Hi All, here’s one in the eye for those who rely upon radiometric dating systems, The Daily Telegraph published this account today about the possibility of unusually high levels of the isotope carbon-14 in ancient rings of Japanese cedar trees and a corresponding spike in beryllium-10 in Antarctic ice. Caused by a collision between two Black Holes. C14 being the principle isotope whose half-life is used to date geology, so can we expect a revision in the 4-billion year age for the Earth?

http://www.telegraph.co.uk/science/space/9816219/Black-h***-collision-may-have-irradiated-Earth-in-eighth-century.html

In Him


Comment by Carolyn Reeves on February 1, 2013 at 11:49am

Dr. Blake, 

Thanks for your comments. 

The dripping tap is a great example of how radiometric works, and it is something that parents and teachers can use to show students that radiometric dating provides uncertain results. 

Comment by Dr.
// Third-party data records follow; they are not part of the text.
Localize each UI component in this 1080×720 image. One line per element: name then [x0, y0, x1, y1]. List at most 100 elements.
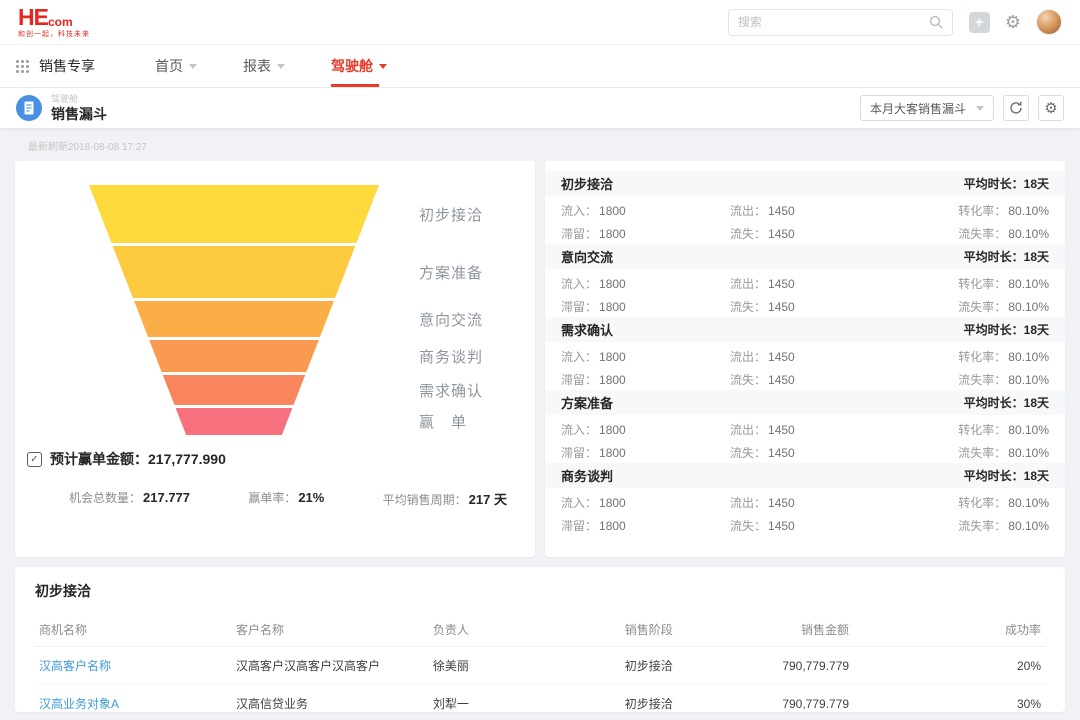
main-nav: 销售专享 首页 报表 驾驶舱 [0, 45, 1080, 88]
chevron-down-icon [379, 64, 387, 69]
add-button[interactable]: + [969, 12, 990, 33]
customer-cell: 汉高客户汉高客户汉高客户 [232, 647, 429, 685]
funnel-card: 初步接洽 方案准备 意向交流 商务谈判 需求确认 赢 单 ✓ 预计赢单金额： 2… [15, 161, 535, 557]
funnel-stats: 机会总数量：217.777 赢单率：21% 平均销售周期：217 天 [27, 489, 519, 508]
funnel-segment [89, 246, 379, 298]
logo-he: HE [18, 6, 48, 29]
stage-panel-head: 需求确认 平均时长：18天 [545, 317, 1065, 342]
stage-panel-row: 流入：1800 流出：1450 转化率：80.10% [545, 415, 1065, 438]
funnel-stage-label: 商务谈判 [419, 340, 483, 372]
stage-panel-row: 滞留：1800 流失：1450 流失率：80.10% [545, 292, 1065, 315]
owner-cell: 徐美丽 [429, 647, 621, 685]
stage-avg-duration: 平均时长：18天 [964, 467, 1049, 484]
opportunities-table: 商机名称 客户名称 负责人 销售阶段 销售金额 成功率 汉高客户名称 汉高客户汉… [35, 613, 1045, 712]
chevron-down-icon [277, 64, 285, 69]
success-cell: 20% [853, 647, 1045, 685]
stage-panel-head: 意向交流 平均时长：18天 [545, 244, 1065, 269]
funnel-stage-label: 意向交流 [419, 301, 483, 337]
refresh-button[interactable] [1003, 95, 1029, 121]
stage-avg-duration: 平均时长：18天 [964, 248, 1049, 265]
funnel-labels: 初步接洽 方案准备 意向交流 商务谈判 需求确认 赢 单 [419, 185, 483, 435]
stat-avg-cycle: 平均销售周期：217 天 [383, 489, 507, 508]
funnel-segment [89, 185, 379, 243]
apps-grid-icon[interactable] [16, 60, 29, 73]
nav-item-dashboard[interactable]: 驾驶舱 [331, 45, 387, 87]
user-avatar[interactable] [1036, 9, 1062, 35]
funnel-stage-label: 需求确认 [419, 375, 483, 405]
expected-amount: ✓ 预计赢单金额： 217,777.990 [27, 449, 519, 469]
stage-panel-row: 流入：1800 流出：1450 转化率：80.10% [545, 196, 1065, 219]
nav-item-reports[interactable]: 报表 [243, 45, 285, 87]
global-search[interactable] [728, 9, 953, 36]
funnel-stage-label: 方案准备 [419, 246, 483, 298]
stage-panel-title: 方案准备 [561, 393, 613, 412]
logo-tagline: 和创一起，科技未来 [18, 31, 90, 38]
page-title: 销售漏斗 [51, 107, 107, 121]
add-icon: + [975, 15, 984, 30]
title-block: 驾驶舱 销售漏斗 [51, 95, 107, 121]
stage-panel: 意向交流 平均时长：18天 流入：1800 流出：1450 转化率：80.10%… [545, 244, 1065, 315]
stage-avg-duration: 平均时长：18天 [964, 175, 1049, 192]
stat-win-rate: 赢单率：21% [248, 489, 324, 508]
stage-panel-row: 滞留：1800 流失：1450 流失率：80.10% [545, 219, 1065, 242]
expected-amount-label: 预计赢单金额： [50, 449, 148, 469]
opportunity-link[interactable]: 汉高业务对象A [35, 685, 232, 713]
col-customer: 客户名称 [232, 613, 429, 647]
funnel-filter-select[interactable]: 本月大客销售漏斗 [860, 95, 994, 121]
stage-panel-row: 滞留：1800 流失：1450 流失率：80.10% [545, 365, 1065, 388]
table-row: 汉高业务对象A 汉高信贷业务 刘犁一 初步接洽 790,779.779 30% [35, 685, 1045, 713]
stage-avg-duration: 平均时长：18天 [964, 394, 1049, 411]
stage-panel-row: 流入：1800 流出：1450 转化率：80.10% [545, 269, 1065, 292]
workspace-name[interactable]: 销售专享 [39, 56, 95, 76]
dashboard-settings-button[interactable]: ⚙ [1038, 95, 1064, 121]
customer-cell: 汉高信贷业务 [232, 685, 429, 713]
success-cell: 30% [853, 685, 1045, 713]
col-stage: 销售阶段 [621, 613, 732, 647]
funnel-chart [89, 185, 379, 435]
gear-icon: ⚙ [1044, 101, 1057, 116]
stage-panel-head: 初步接洽 平均时长：18天 [545, 171, 1065, 196]
chevron-down-icon [976, 106, 984, 111]
funnel-segment [89, 375, 379, 405]
col-opportunity: 商机名称 [35, 613, 232, 647]
opportunities-table-card: 初步接洽 商机名称 客户名称 负责人 销售阶段 销售金额 成功率 [15, 567, 1065, 712]
stage-avg-duration: 平均时长：18天 [964, 321, 1049, 338]
table-row: 汉高客户名称 汉高客户汉高客户汉高客户 徐美丽 初步接洽 790,779.779… [35, 647, 1045, 685]
stage-cell: 初步接洽 [621, 685, 732, 713]
brand-logo[interactable]: HEcom 和创一起，科技未来 [18, 6, 90, 38]
stage-panel-row: 流入：1800 流出：1450 转化率：80.10% [545, 342, 1065, 365]
stage-panel-title: 意向交流 [561, 247, 613, 266]
stage-panel-title: 初步接洽 [561, 174, 613, 193]
funnel-segment [89, 408, 379, 435]
table-header-row: 商机名称 客户名称 负责人 销售阶段 销售金额 成功率 [35, 613, 1045, 647]
stage-panel-row: 流入：1800 流出：1450 转化率：80.10% [545, 488, 1065, 511]
nav-item-home[interactable]: 首页 [155, 45, 197, 87]
search-input[interactable] [738, 15, 929, 29]
expected-amount-value: 217,777.990 [148, 451, 226, 467]
funnel-wrap: 初步接洽 方案准备 意向交流 商务谈判 需求确认 赢 单 [89, 185, 519, 435]
settings-icon[interactable]: ⚙ [1005, 13, 1021, 31]
cards-row: 初步接洽 方案准备 意向交流 商务谈判 需求确认 赢 单 ✓ 预计赢单金额： 2… [15, 161, 1065, 557]
nav-items: 首页 报表 驾驶舱 [155, 45, 433, 87]
stage-panel: 商务谈判 平均时长：18天 流入：1800 流出：1450 转化率：80.10%… [545, 463, 1065, 534]
stage-panel-head: 商务谈判 平均时长：18天 [545, 463, 1065, 488]
funnel-stage-label: 初步接洽 [419, 185, 483, 243]
search-icon [929, 15, 943, 29]
top-header: HEcom 和创一起，科技未来 + ⚙ [0, 0, 1080, 45]
logo-com: com [48, 16, 73, 29]
dashboard-doc-icon [16, 95, 42, 121]
stage-panel-row: 滞留：1800 流失：1450 流失率：80.10% [545, 511, 1065, 534]
opportunity-link[interactable]: 汉高客户名称 [35, 647, 232, 685]
owner-cell: 刘犁一 [429, 685, 621, 713]
check-icon: ✓ [27, 452, 42, 467]
refresh-icon [1009, 101, 1023, 115]
stat-total-opportunities: 机会总数量：217.777 [69, 489, 190, 508]
amount-cell: 790,779.779 [732, 685, 853, 713]
stage-panel: 需求确认 平均时长：18天 流入：1800 流出：1450 转化率：80.10%… [545, 317, 1065, 388]
stage-panel-row: 滞留：1800 流失：1450 流失率：80.10% [545, 438, 1065, 461]
chevron-down-icon [189, 64, 197, 69]
page-header: 驾驶舱 销售漏斗 本月大客销售漏斗 ⚙ [0, 88, 1080, 128]
col-success: 成功率 [853, 613, 1045, 647]
funnel-stage-label: 赢 单 [419, 408, 483, 435]
stage-panel: 方案准备 平均时长：18天 流入：1800 流出：1450 转化率：80.10%… [545, 390, 1065, 461]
Derek P. Blake on February 1, 2013 at 9:29am

The real problem with radiometric dating and other systems is the lack of calibration, these methods may work quite well but because their metering is so long (hundreds to thousands, to millions of years) it is quite impossible to prove the calibration is correct, which it obviously isn't.  Until we invent a time machine and either shoot forward or backwards in time,  and then test the substances, we are shooting arrows into the fog.  Most radiometric systems use the principle of isotope half-life timing, but as the article points out so ably, we do not know for certain how much of any particular isotope the substance contained when it was fresh.  We assume that molten rock, for instance, contains a constant level of argon or C14 etc, it doesn't!  Tests made at various volcanoes show that the solidified lava varies in it's content.  This also varies for different substances, both diamond and coal show C14 content to only be in the thousands of years, and C14 is not measurable over periods of more than 60,000 years (according to secular dating methods).

I love the example of the dripping tap though, I would have loved to have used that when I was speaking on the subject of creation.